Une fois cette tâche terminée, on rentre au domicile de Christian pour mettre les œufs dans un local dédié. Il me montre tous les produits d’entretien et m’explique la procédure qu’il doit suivre pour être en règle et éviter les sanctions en cas de contrôle. « Avant ça allait, un Bic suffisait, maintenant il faut remplir des registres et acheter un logiciel. C’est juste une façon de nous contrôler plus facilement et de nous enlever plus facilement nos aides. Or, sans celles-ci on s’éteint ! », me lance Christian plein de désillusion face à cette situation qu’il juge cynique.

Le lendemain vers 06h50, le village sommeille encore, blotti dans un silence humide. Au bout de la rue, une lumière tremble derrière une fenêtre : celle de la maison de Christian Lavoix. Il m’ouvre la porte et me salue d’un geste bref, le visage encore engourdi. Zoé, le petit chien, bondit dehors dès qu’elle m’aperçoit. La journée peut commencer. C’est l’heure du déjeuner pour les bovins.
Le moteur ronfle, la paille crisse sous les bottes. Dans un ballet parfaitement rodé, Christian distribue le déjeuner à ses 140 Blancs Bleus Belges. Les jeunes reçoivent un mélange de céréales et de betteraves, enrichi en minéraux. « Doucement !», ordonne-t-il à une génisse trop pressée. Certains ont droit à des granulés plus gras. Chaque geste est précis, répété mille fois, mais jamais machinal.

À huit heures, nous passons dans le local de soins. Les étagères ploient sous le poids des flacons. Il prépare la tondeuse électrique. Aujourd’hui, il faut tondre les jeunes génisses, pour éviter les poux et la gale.
Dehors, la lumière s’étire sur les prés. Le bruit de la tondeuse se mêle au grondement lointain des voitures : la campagne s’éveille.

À neuf heures, Christian soigne une génisse infestée d’acariens. « Elle n’aime pas la tondeuse mais elle sera bien plus soulagée une fois le traitement fini. », annonce-t-il plein de compassion.
En Wallonie, les règles d’hygiène et de traçabilité se sont durcies au fil des décennies, notamment avec la Politique Agricole Commune et les plans climats régionaux. Les éleveurs doivent prouver qu’ils respectent les normes, au risque de perdre leurs aides financières. « Tu peux être un bon fermier, mais si t’es mauvais en paperasse, t’es foutu », résume Christian.
Vers dix heures, il troque la blouse contre les gants de mécano.
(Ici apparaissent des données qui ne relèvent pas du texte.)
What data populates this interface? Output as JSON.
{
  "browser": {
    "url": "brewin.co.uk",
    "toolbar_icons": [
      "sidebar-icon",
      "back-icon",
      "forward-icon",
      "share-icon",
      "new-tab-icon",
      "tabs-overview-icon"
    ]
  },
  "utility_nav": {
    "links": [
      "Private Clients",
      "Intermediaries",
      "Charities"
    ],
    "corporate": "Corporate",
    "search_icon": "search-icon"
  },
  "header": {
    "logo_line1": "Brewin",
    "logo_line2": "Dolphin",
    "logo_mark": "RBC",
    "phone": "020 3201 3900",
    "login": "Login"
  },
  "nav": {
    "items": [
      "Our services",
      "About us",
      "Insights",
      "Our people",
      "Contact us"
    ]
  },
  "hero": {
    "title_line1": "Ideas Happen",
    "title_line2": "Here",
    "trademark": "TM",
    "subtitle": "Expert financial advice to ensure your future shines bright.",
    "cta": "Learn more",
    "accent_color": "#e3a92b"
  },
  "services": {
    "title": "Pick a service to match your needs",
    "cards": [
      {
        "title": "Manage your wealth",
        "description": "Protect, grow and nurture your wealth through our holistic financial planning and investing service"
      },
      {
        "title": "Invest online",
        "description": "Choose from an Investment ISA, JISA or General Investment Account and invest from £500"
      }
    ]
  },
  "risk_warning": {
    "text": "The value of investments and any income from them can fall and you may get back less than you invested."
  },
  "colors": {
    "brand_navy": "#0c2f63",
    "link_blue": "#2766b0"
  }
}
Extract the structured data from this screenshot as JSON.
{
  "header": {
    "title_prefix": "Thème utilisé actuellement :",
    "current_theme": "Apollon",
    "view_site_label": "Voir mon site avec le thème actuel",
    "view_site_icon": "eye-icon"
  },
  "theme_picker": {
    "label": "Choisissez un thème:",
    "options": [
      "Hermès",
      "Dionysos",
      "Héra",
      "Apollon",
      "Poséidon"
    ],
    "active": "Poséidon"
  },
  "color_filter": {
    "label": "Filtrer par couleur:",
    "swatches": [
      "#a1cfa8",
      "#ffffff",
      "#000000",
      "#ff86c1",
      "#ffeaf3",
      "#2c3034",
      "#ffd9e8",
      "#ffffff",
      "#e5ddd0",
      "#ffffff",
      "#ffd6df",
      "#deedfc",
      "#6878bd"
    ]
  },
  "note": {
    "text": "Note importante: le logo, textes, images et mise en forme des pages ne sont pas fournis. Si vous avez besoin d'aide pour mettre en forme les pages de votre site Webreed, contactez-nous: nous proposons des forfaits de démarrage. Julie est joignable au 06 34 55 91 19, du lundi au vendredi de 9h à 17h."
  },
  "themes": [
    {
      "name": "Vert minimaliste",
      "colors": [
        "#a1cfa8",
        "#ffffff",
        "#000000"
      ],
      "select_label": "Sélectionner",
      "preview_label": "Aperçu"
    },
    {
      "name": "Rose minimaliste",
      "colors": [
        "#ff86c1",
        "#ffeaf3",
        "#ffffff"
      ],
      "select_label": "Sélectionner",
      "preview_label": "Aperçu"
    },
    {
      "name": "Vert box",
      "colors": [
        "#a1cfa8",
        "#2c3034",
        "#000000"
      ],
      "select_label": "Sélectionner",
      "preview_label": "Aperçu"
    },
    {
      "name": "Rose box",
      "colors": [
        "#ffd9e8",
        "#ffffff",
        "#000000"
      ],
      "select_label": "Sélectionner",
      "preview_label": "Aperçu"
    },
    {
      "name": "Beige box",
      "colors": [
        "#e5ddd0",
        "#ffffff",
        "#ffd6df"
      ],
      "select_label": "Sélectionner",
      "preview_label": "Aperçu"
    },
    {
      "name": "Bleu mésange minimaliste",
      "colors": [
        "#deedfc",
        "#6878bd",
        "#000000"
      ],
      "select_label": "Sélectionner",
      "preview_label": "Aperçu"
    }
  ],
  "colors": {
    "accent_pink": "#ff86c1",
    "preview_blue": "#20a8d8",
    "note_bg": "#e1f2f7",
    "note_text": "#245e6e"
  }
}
Sous le hangar, il démonte l’attache-remorque de la moissonneuse, couverte de graisse séchée. Il est à genou, le dos courbé, il soupire l’usure de celui-ci.
À onze heures, un camion recule lentement dans la cour. Un nouveau taureau descend, massif, nerveux, destiné à assurer la reproduction du troupeau. L’arrivée d’un animal, ici, reste un petit événement — un pari sur l’avenir.

Midi approche.
De retour à la maison, Béatrice, son épouse, appose des cachets sur les œufs de la veille. Chacun doit porter le bon code et la bonne date, prouvant la conformité du lot. « La date de péremption c’est facile, c’est 28jours après la ponte », explique-t-elle. Nous sommes dans un local spécialement aménagé pour le stockage des œufs bios. Christian, lui, est déjà reparti dans ses papiers.
Plus tard, nous prenons la route à bord de son utilitaire pour livrer les œufs. Sur le chemin, il me montre un champ de petits pois bio, qui n’a pas pu être récolté. « Le bio, c’est risqué. Si le climat ne suit pas, tu perds tout. Pas d’assurance, ni de compensation. »

En 2024, la Wallonie a pourtant lancé de nouveaux programmes de transition agroécologique, censés encourager le bio et réduire les émissions de gaz à effet de serre. Mais sur le terrain, ces ambitions se heurtent à la réalité des saisons.
L’après-midi se termine dans une prairie isolée, à soigner quelques bêtes. Il est temps pour moi de laisser Christian, un homme passionné par le métier, épuisé par la paperasse.